Esta afición o adicción mía a convertirlo todo en teatro, en pura escenificación me viene ya de lejos...De niño me gustaba disfrazarme, ocupar una personalidad distinta de aquella que comía, dormía y estudiaba en la casa de mis padres. Para ello acudía a un armario grande y negro donde mi madre guardaba las ropas viejas, y una vez conseguido el aspecto apetecido, me presentaba delante de mi público, el que yo imaginara que podía caber en aquel espejo grande de la puerta del armario. Antes había memorizado cuatro o cinco líneas de una de aquellas de Emilio Salgari o Julio Verne que a precios populares lanzaba al mercado la Editorial Molino y se las ofrecía como opera prima o gran estreno a las moscas que se miraban el bajo vientre en las aguas plateadas del espejo.

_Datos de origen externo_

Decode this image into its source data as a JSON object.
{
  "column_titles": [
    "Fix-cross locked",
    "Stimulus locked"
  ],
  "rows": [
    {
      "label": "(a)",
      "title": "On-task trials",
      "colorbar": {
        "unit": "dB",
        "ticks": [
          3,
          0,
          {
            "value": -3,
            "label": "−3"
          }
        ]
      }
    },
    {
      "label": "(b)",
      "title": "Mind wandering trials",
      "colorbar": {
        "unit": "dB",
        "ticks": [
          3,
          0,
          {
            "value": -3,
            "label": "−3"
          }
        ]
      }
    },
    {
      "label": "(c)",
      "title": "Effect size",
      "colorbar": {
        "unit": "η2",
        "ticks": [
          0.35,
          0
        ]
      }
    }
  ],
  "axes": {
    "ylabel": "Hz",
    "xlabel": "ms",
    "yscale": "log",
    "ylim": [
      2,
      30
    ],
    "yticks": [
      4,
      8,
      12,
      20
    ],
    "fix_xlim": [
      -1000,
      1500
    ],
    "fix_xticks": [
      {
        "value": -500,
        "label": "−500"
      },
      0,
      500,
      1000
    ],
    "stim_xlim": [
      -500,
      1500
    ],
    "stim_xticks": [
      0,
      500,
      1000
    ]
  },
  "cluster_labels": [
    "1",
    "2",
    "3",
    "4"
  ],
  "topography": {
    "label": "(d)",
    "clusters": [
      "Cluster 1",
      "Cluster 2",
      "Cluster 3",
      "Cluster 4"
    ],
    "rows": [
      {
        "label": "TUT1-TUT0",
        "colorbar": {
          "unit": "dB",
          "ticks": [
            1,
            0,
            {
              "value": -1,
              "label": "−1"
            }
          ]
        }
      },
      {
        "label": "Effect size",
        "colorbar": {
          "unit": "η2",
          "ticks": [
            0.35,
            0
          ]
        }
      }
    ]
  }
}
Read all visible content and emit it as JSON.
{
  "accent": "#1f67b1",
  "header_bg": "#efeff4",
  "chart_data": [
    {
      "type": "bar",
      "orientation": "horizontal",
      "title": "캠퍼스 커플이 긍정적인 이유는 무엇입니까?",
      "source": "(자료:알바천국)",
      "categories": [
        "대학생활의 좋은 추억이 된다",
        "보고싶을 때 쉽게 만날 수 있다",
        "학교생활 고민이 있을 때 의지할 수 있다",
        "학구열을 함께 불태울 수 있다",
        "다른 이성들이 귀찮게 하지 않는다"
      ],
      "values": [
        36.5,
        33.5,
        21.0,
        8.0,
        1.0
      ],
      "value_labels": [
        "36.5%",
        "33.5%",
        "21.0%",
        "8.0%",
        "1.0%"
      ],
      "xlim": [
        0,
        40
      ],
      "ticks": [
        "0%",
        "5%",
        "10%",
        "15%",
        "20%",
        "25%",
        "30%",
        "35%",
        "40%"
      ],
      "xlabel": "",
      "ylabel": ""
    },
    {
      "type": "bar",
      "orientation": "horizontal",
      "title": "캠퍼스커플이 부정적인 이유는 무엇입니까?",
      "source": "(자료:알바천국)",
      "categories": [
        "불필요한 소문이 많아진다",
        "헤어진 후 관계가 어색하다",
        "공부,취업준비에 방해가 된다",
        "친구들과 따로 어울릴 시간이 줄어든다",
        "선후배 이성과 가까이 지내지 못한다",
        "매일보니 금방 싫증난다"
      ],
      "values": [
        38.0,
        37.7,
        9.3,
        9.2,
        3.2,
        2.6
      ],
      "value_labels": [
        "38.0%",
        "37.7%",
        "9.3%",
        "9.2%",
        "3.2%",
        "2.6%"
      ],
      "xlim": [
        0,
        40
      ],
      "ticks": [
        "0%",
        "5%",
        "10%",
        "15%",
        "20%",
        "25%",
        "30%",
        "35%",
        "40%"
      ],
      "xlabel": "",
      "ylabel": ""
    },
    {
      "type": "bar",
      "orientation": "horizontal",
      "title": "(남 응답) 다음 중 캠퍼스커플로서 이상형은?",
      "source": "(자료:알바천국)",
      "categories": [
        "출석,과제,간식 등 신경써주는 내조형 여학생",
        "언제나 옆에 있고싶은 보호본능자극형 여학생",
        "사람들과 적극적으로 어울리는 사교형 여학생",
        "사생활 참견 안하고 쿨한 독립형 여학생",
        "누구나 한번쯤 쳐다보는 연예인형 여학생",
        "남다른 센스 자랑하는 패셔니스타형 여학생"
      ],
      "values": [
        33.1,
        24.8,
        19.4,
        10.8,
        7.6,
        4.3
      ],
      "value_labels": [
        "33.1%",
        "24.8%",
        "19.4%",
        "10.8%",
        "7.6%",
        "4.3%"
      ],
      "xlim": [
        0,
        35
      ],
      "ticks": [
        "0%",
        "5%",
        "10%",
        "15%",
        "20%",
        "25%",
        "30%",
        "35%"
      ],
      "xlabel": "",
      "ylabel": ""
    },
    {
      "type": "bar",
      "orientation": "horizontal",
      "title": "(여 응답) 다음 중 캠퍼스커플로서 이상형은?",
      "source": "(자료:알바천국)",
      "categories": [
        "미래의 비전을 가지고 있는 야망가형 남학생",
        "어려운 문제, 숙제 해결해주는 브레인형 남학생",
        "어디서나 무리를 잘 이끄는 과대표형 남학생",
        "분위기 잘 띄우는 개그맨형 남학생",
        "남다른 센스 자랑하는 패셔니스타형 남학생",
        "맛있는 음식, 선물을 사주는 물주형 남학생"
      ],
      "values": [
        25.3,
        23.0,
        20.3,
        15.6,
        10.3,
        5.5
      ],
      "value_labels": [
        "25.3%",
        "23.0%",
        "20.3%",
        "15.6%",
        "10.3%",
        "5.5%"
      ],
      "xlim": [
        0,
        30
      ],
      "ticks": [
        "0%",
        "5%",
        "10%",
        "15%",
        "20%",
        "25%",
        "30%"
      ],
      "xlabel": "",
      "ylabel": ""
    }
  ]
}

En mis diarios me comporto de la misma manera. Cuando me he cansado de estar en una postura he de cambiar enseguida, y para ello tomo prestada la piel de un personaje y comienzo una novela que no llega más allá de los dos o tres capítulos. Por supuesto que todas ellas escritas en primera persona, como si se tratara de un diario más.  Quien sabe si todo ello no será  un ensayo general para la última representación de nuestra vida, la propia muerte.

(*) El autor escribió este artículo hace ya algunos años pero ha sido hoy cuando, encontrándolo durmiendo en un archivo perdido de un viejo ordenador ya jubilado, lo ha colgado del blog. El autor, auxiliado por la asociación de Alcoholicos Anónimos consiguió abandonar tan nefasta adicción que tantos pequeños-grandes problemas le habían estropeado momentos importantes de su vida. El autor ha descubierto con la bienaventuranza de la sobriedad que, al escribir, el acierto o desacierto en la búsqueda de un buen adjetivo o de una metáfora afortunada y bien ubicada en el texto no dependen para nada de la cantidad de orujo que se haya trasegado. Vale.